Secondary bearing, 8 ... Roller, 8a ... Roller arc surface, 9 ... Vane, 9a ... Vane arc surface, 9b ... Acute angle portion, 10 ... Spring,
11 ... Suction pipe, 12 ... Discharge pipe, 14 ... Oil supply piece, 15 ... Lubricating oil, 16 ... Discharge silencer cover, 1
7 ... Bolt, 18 ... Suction chamber, 19 ... Compression chamber, 20 ... Rotary compressor, 21 ... Electric motor part, 22 ... Compression mechanism part, 31
... a partition plate, 32 ... a gas-liquid separator.

Claims (5)

[Claims] 1. An electric motor section connected by a crankshaft and a compression mechanism section are housed in a closed container, the compression mechanism section forming a working chamber, and a shielding member closing both end surfaces of the cylinder. And a roller fitted in the eccentric portion of the crankshaft in the cylinder, and reciprocates while following the eccentric rotation of the roller while contacting the outer periphery of the roller, and reciprocates in the working chamber to a high pressure side and a high pressure side. And a vane for partitioning the vane, wherein the vane is formed by forming an arcuate surface on the side abutting on the roller into arcuate surfaces having different curvatures with a small central curvature and a large end curvature. Rotary compressor. 2. The refrigerant to be compressed according to claim 1, wherein the refrigerant is HFC.

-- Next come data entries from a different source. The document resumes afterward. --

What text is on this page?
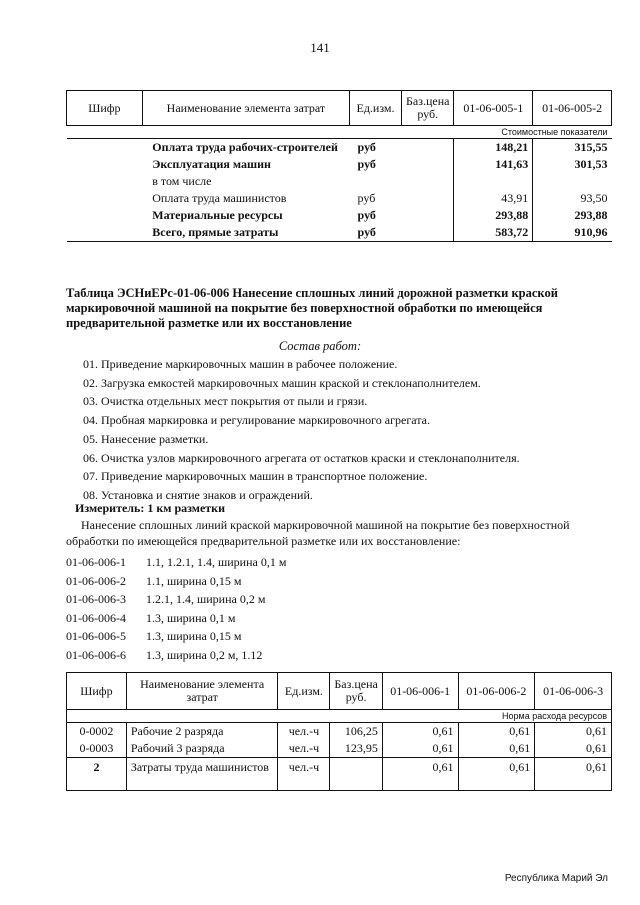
141
Шифр	Наименование элемента затрат	Ед.изм.	Баз.цена руб.	01-06-005-1	01-06-005-2
Стоимостные показатели					
	Оплата труда рабочих-строителей	руб		148,21	315,55
	Эксплуатация машин	руб		141,63	301,53
	в том числе				
	Оплата труда машинистов	руб		43,91	93,50
	Материальные ресурсы	руб		293,88	293,88
	Всего, прямые затраты	руб		583,72	910,96
Таблица ЭСНиЕРс-01-06-006 Нанесение сплошных линий дорожной разметки краской маркировочной машиной на покрытие без поверхностной обработки по имеющейся предварительной разметке или их восстановление
Состав работ:
01. Приведение маркировочных машин в рабочее положение.
02. Загрузка емкостей маркировочных машин краской и стеклонаполнителем.
03. Очистка отдельных мест покрытия от пыли и грязи.
04. Пробная маркировка и регулирование маркировочного агрегата.
05. Нанесение разметки.
06. Очистка узлов маркировочного агрегата от остатков краски и стеклонаполнителя.
07. Приведение маркировочных машин в транспортное положение.
08. Установка и снятие знаков и ограждений.
Измеритель: 1 км разметки
Нанесение сплошных линий краской маркировочной машиной на покрытие без поверхностной обработки по имеющейся предварительной разметке или их восстановление:
01-06-006-1 1.1, 1.2.1, 1.4, ширина 0,1 м
01-06-006-2 1.1, ширина 0,15 м
01-06-006-3 1.2.1, 1.4, ширина 0,2 м
01-06-006-4 1.3, ширина 0,1 м
01-06-006-5 1.3, ширина 0,15 м
01-06-006-6 1.3, ширина 0,2 м, 1.12
Шифр	Наименование элемента затрат	Ед.изм.	Баз.цена руб.	01-06-006-1	01-06-006-2	01-06-006-3
Норма расхода ресурсов						
0-0002	Рабочие 2 разряда	чел.-ч	106,25	0,61	0,61	0,61
0-0003	Рабочий 3 разряда	чел.-ч	123,95	0,61	0,61	0,61
2	Затраты труда машинистов	чел.-ч		0,61	0,61	0,61
Республика Марий Эл
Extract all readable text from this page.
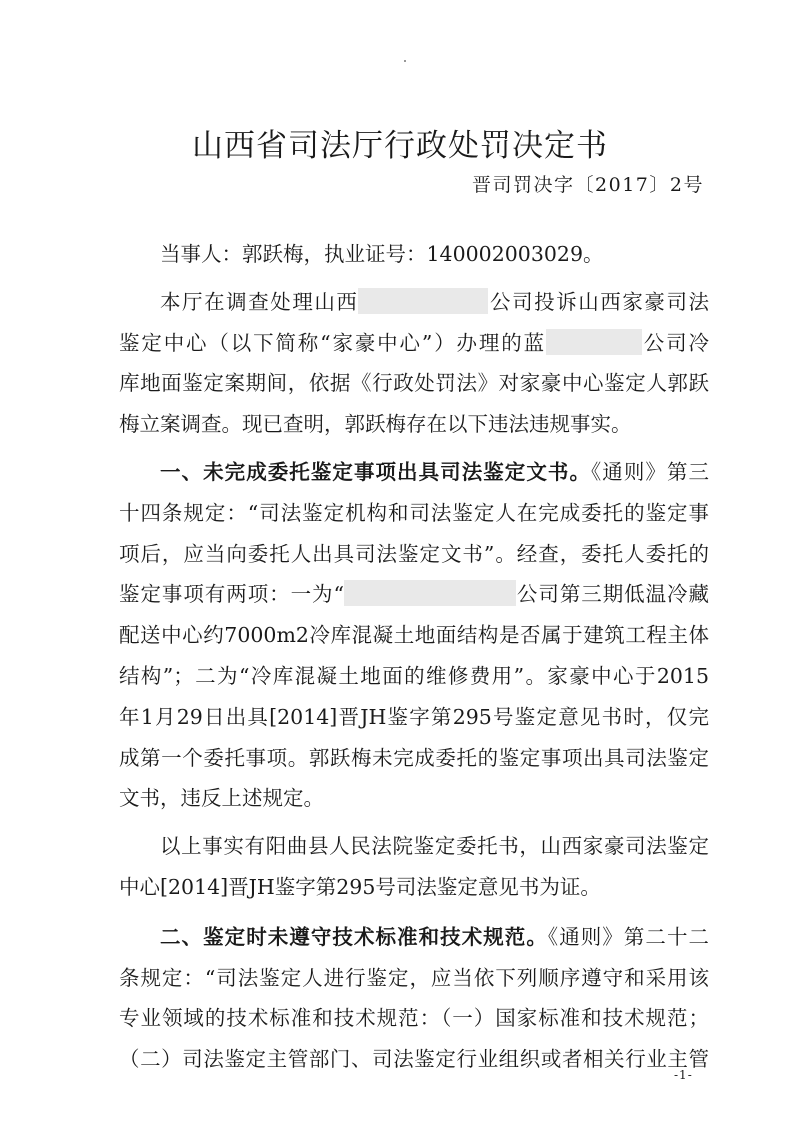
山西省司法厅行政处罚决定书
晋司罚决字〔2017〕2号
当事人：郭跃梅，执业证号：140002003029。
本厅在调查处理山西	公司投诉山西家豪司法
鉴定中心（以下简称“家豪中心”）办理的蓝	公司冷
库地面鉴定案期间，依据《行政处罚法》对家豪中心鉴定人郭跃
梅立案调查。现已查明，郭跃梅存在以下违法违规事实。
一、未完成委托鉴定事项出具司法鉴定文书。《通则》第三
十四条规定：“司法鉴定机构和司法鉴定人在完成委托的鉴定事
项后，应当向委托人出具司法鉴定文书”。经查，委托人委托的
鉴定事项有两项：一为“	公司第三期低温冷藏
配送中心约7000m2冷库混凝土地面结构是否属于建筑工程主体
结构”；二为“冷库混凝土地面的维修费用”。家豪中心于2015
年1月29日出具[2014]晋JH鉴字第295号鉴定意见书时，仅完
成第一个委托事项。郭跃梅未完成委托的鉴定事项出具司法鉴定
文书，违反上述规定。
以上事实有阳曲县人民法院鉴定委托书，山西家豪司法鉴定
中心[2014]晋JH鉴字第295号司法鉴定意见书为证。
二、鉴定时未遵守技术标准和技术规范。《通则》第二十二
条规定：“司法鉴定人进行鉴定，应当依下列顺序遵守和采用该
专业领域的技术标准和技术规范：（一）国家标准和技术规范；
（二）司法鉴定主管部门、司法鉴定行业组织或者相关行业主管
-1-
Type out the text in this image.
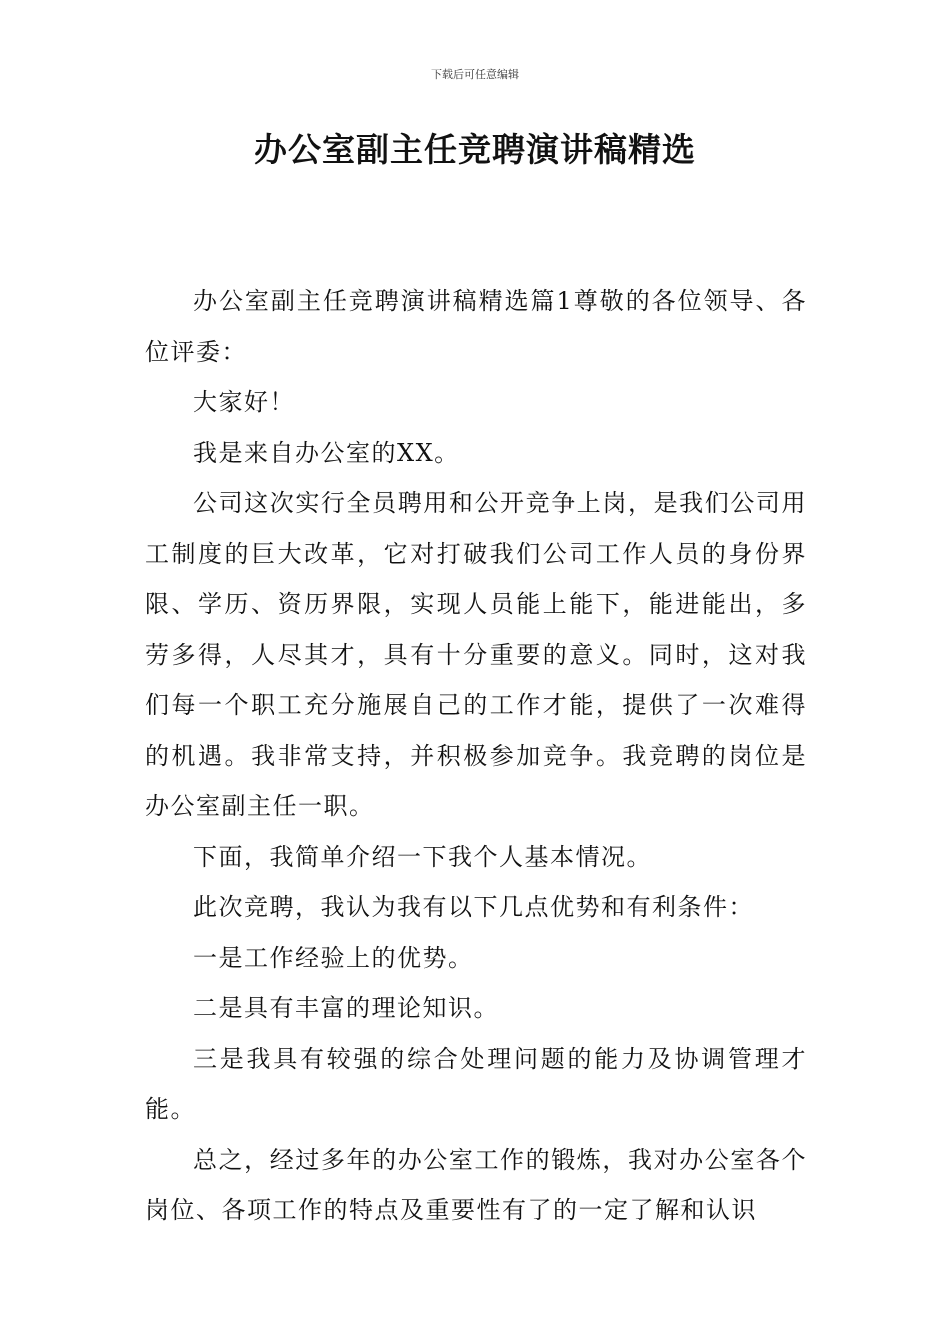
下载后可任意编辑
办公室副主任竞聘演讲稿精选

办公室副主任竞聘演讲稿精选篇1尊敬的各位领导、各位评委：

大家好！

我是来自办公室的XX。

公司这次实行全员聘用和公开竞争上岗，是我们公司用工制度的巨大改革，它对打破我们公司工作人员的身份界限、学历、资历界限，实现人员能上能下，能进能出，多劳多得，人尽其才，具有十分重要的意义。同时，这对我们每一个职工充分施展自己的工作才能，提供了一次难得的机遇。我非常支持，并积极参加竞争。我竞聘的岗位是办公室副主任一职。

下面，我简单介绍一下我个人基本情况。

此次竞聘，我认为我有以下几点优势和有利条件：

一是工作经验上的优势。

二是具有丰富的理论知识。

三是我具有较强的综合处理问题的能力及协调管理才能。

总之，经过多年的办公室工作的锻炼，我对办公室各个岗位、各项工作的特点及重要性有了的一定了解和认识
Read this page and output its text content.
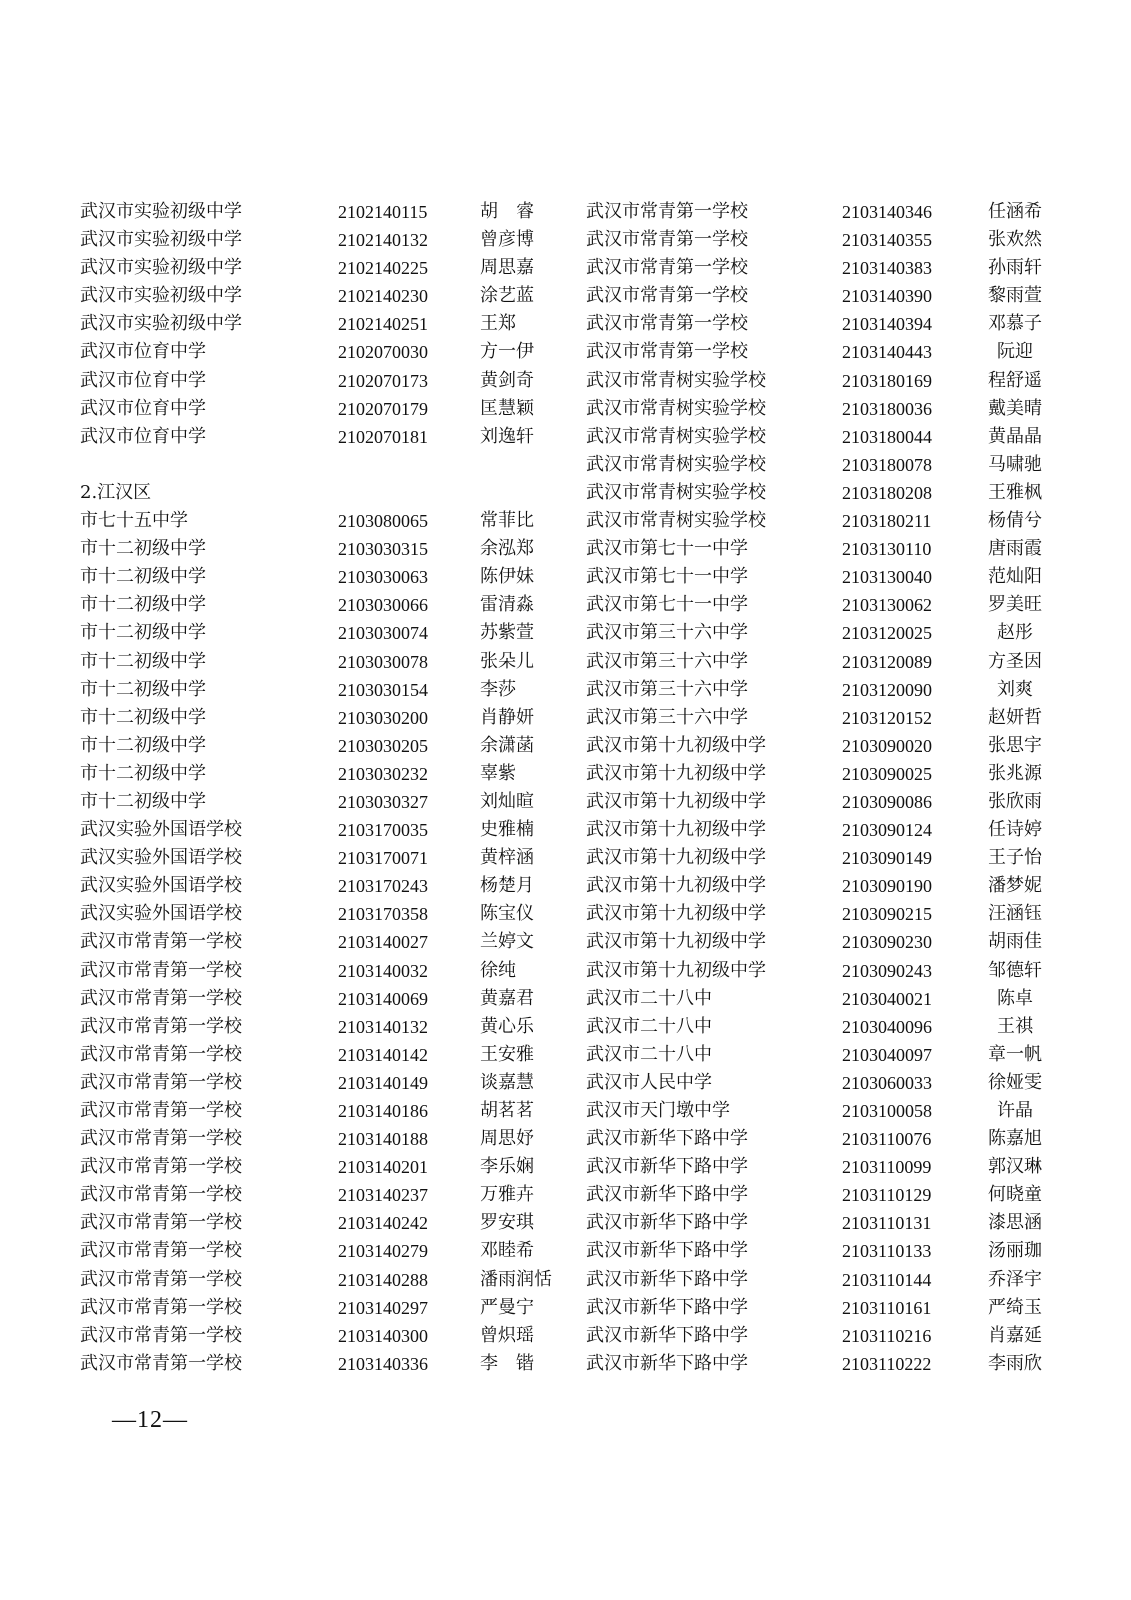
武汉市实验初级中学	2102140115	胡　睿
武汉市实验初级中学	2102140132	曾彦博
武汉市实验初级中学	2102140225	周思嘉
武汉市实验初级中学	2102140230	涂艺蓝
武汉市实验初级中学	2102140251	王郑
武汉市位育中学	2102070030	方一伊
武汉市位育中学	2102070173	黄剑奇
武汉市位育中学	2102070179	匡慧颖
武汉市位育中学	2102070181	刘逸轩
2.江汉区
市七十五中学	2103080065	常菲比
市十二初级中学	2103030315	余泓郑
市十二初级中学	2103030063	陈伊妹
市十二初级中学	2103030066	雷清淼
市十二初级中学	2103030074	苏紫萱
市十二初级中学	2103030078	张朵儿
市十二初级中学	2103030154	李莎
市十二初级中学	2103030200	肖静妍
市十二初级中学	2103030205	余潇菡
市十二初级中学	2103030232	辜紫
市十二初级中学	2103030327	刘灿暄
武汉实验外国语学校	2103170035	史雅楠
武汉实验外国语学校	2103170071	黄梓涵
武汉实验外国语学校	2103170243	杨楚月
武汉实验外国语学校	2103170358	陈宝仪
武汉市常青第一学校	2103140027	兰婷文
武汉市常青第一学校	2103140032	徐纯
武汉市常青第一学校	2103140069	黄嘉君
武汉市常青第一学校	2103140132	黄心乐
武汉市常青第一学校	2103140142	王安雅
武汉市常青第一学校	2103140149	谈嘉慧
武汉市常青第一学校	2103140186	胡茗茗
武汉市常青第一学校	2103140188	周思妤
武汉市常青第一学校	2103140201	李乐娴
武汉市常青第一学校	2103140237	万雅卉
武汉市常青第一学校	2103140242	罗安琪
武汉市常青第一学校	2103140279	邓睦希
武汉市常青第一学校	2103140288	潘雨润恬
武汉市常青第一学校	2103140297	严曼宁
武汉市常青第一学校	2103140300	曾炽瑶
武汉市常青第一学校	2103140336	李　锴
武汉市常青第一学校	2103140346	任涵希
武汉市常青第一学校	2103140355	张欢然
武汉市常青第一学校	2103140383	孙雨轩
武汉市常青第一学校	2103140390	黎雨萱
武汉市常青第一学校	2103140394	邓慕子
武汉市常青第一学校	2103140443	阮迎
武汉市常青树实验学校	2103180169	程舒遥
武汉市常青树实验学校	2103180036	戴美晴
武汉市常青树实验学校	2103180044	黄晶晶
武汉市常青树实验学校	2103180078	马啸驰
武汉市常青树实验学校	2103180208	王雅枫
武汉市常青树实验学校	2103180211	杨倩兮
武汉市第七十一中学	2103130110	唐雨霞
武汉市第七十一中学	2103130040	范灿阳
武汉市第七十一中学	2103130062	罗美旺
武汉市第三十六中学	2103120025	赵彤
武汉市第三十六中学	2103120089	方圣因
武汉市第三十六中学	2103120090	刘爽
武汉市第三十六中学	2103120152	赵妍哲
武汉市第十九初级中学	2103090020	张思宇
武汉市第十九初级中学	2103090025	张兆源
武汉市第十九初级中学	2103090086	张欣雨
武汉市第十九初级中学	2103090124	任诗婷
武汉市第十九初级中学	2103090149	王子怡
武汉市第十九初级中学	2103090190	潘梦妮
武汉市第十九初级中学	2103090215	汪涵钰
武汉市第十九初级中学	2103090230	胡雨佳
武汉市第十九初级中学	2103090243	邹德轩
武汉市二十八中	2103040021	陈卓
武汉市二十八中	2103040096	王祺
武汉市二十八中	2103040097	章一帆
武汉市人民中学	2103060033	徐娅雯
武汉市天门墩中学	2103100058	许晶
武汉市新华下路中学	2103110076	陈嘉旭
武汉市新华下路中学	2103110099	郭汉琳
武汉市新华下路中学	2103110129	何晓童
武汉市新华下路中学	2103110131	漆思涵
武汉市新华下路中学	2103110133	汤丽珈
武汉市新华下路中学	2103110144	乔泽宇
武汉市新华下路中学	2103110161	严绮玉
武汉市新华下路中学	2103110216	肖嘉延
武汉市新华下路中学	2103110222	李雨欣
—12—
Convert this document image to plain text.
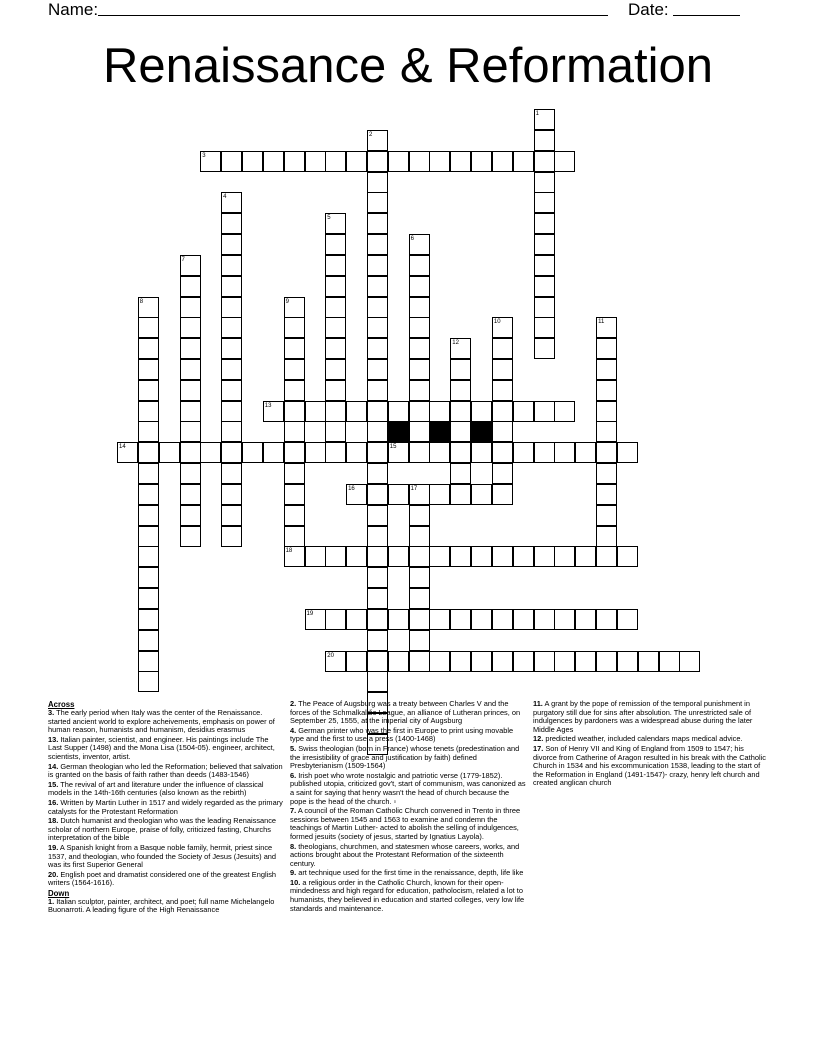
Name:	Date:
Renaissance & Reformation
1
2
3
4
5
6
7
8	9
10	11
12
13
14	15
16	17
18
19
20
Across
3. The early period when Italy was the center of the Renaissance. started ancient world to explore acheivements, emphasis on power of human reason, humanists and humanism, desidius erasmus
13. Italian painter, scientist, and engineer. His paintings include The Last Supper (1498) and the Mona Lisa (1504-05). engineer, architect, scientists, inventor, artist.
14. German theologian who led the Reformation; believed that salvation is granted on the basis of faith rather than deeds (1483-1546)
15. The revival of art and literature under the influence of classical models in the 14th-16th centuries (also known as the rebirth)
16. Written by Martin Luther in 1517 and widely regarded as the primary catalysts for the Protestant Reformation
18. Dutch humanist and theologian who was the leading Renaissance scholar of northern Europe, praise of folly, criticized fasting, Churchs interpretation of the bible
19. A Spanish knight from a Basque noble family, hermit, priest since 1537, and theologian, who founded the Society of Jesus (Jesuits) and was its first Superior General
20. English poet and dramatist considered one of the greatest English writers (1564-1616).
Down
1. Italian sculptor, painter, architect, and poet; full name Michelangelo Buonarroti. A leading figure of the High Renaissance
2. The Peace of Augsburg was a treaty between Charles V and the forces of the Schmalkaldic League, an alliance of Lutheran princes, on September 25, 1555, at the imperial city of Augsburg
4. German printer who was the first in Europe to print using movable type and the first to use a press (1400-1468)
5. Swiss theologian (born in France) whose tenets (predestination and the irresistibility of grace and justification by faith) defined Presbyterianism (1509-1564)
6. Irish poet who wrote nostalgic and patriotic verse (1779-1852). published utopia, criticized gov't, start of communism, was canonized as a saint for saying that henry wasn't the head of church because the pope is the head of the church. ▫
7. A council of the Roman Catholic Church convened in Trento in three sessions between 1545 and 1563 to examine and condemn the teachings of Martin Luther- acted to abolish the selling of indulgences, formed jesuits (society of jesus, started by Ignatius Layola).
8. theologians, churchmen, and statesmen whose careers, works, and actions brought about the Protestant Reformation of the sixteenth century.
9. art technique used for the first time in the renaissance, depth, life like
10. a religious order in the Catholic Church, known for their open-mindedness and high regard for education, patholocism, related a lot to humanists, they believed in education and started colleges, very low life standards and maintenance.
11. A grant by the pope of remission of the temporal punishment in purgatory still due for sins after absolution. The unrestricted sale of indulgences by pardoners was a widespread abuse during the later Middle Ages
12. predicted weather, included calendars maps medical advice.
17. Son of Henry VII and King of England from 1509 to 1547; his divorce from Catherine of Aragon resulted in his break with the Catholic Church in 1534 and his excommunication 1538, leading to the start of the Reformation in England (1491-1547)- crazy, henry left church and created anglican church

A rotary compressor characterized by using a system refrigerant. 3. The rotary compressor according to claim 1, wherein the radius of curvature of the central portion of the vane is set to about three times or more the vane plate thickness. 4. The rotary compressor according to claim 1, wherein a curvature of at least an end portion of the vane on a high pressure portion side is larger than a curvature of a central portion. 5. The rotary compressor according to claim 1, wherein the curvature on the end side of the vane is set to 1 mm or more.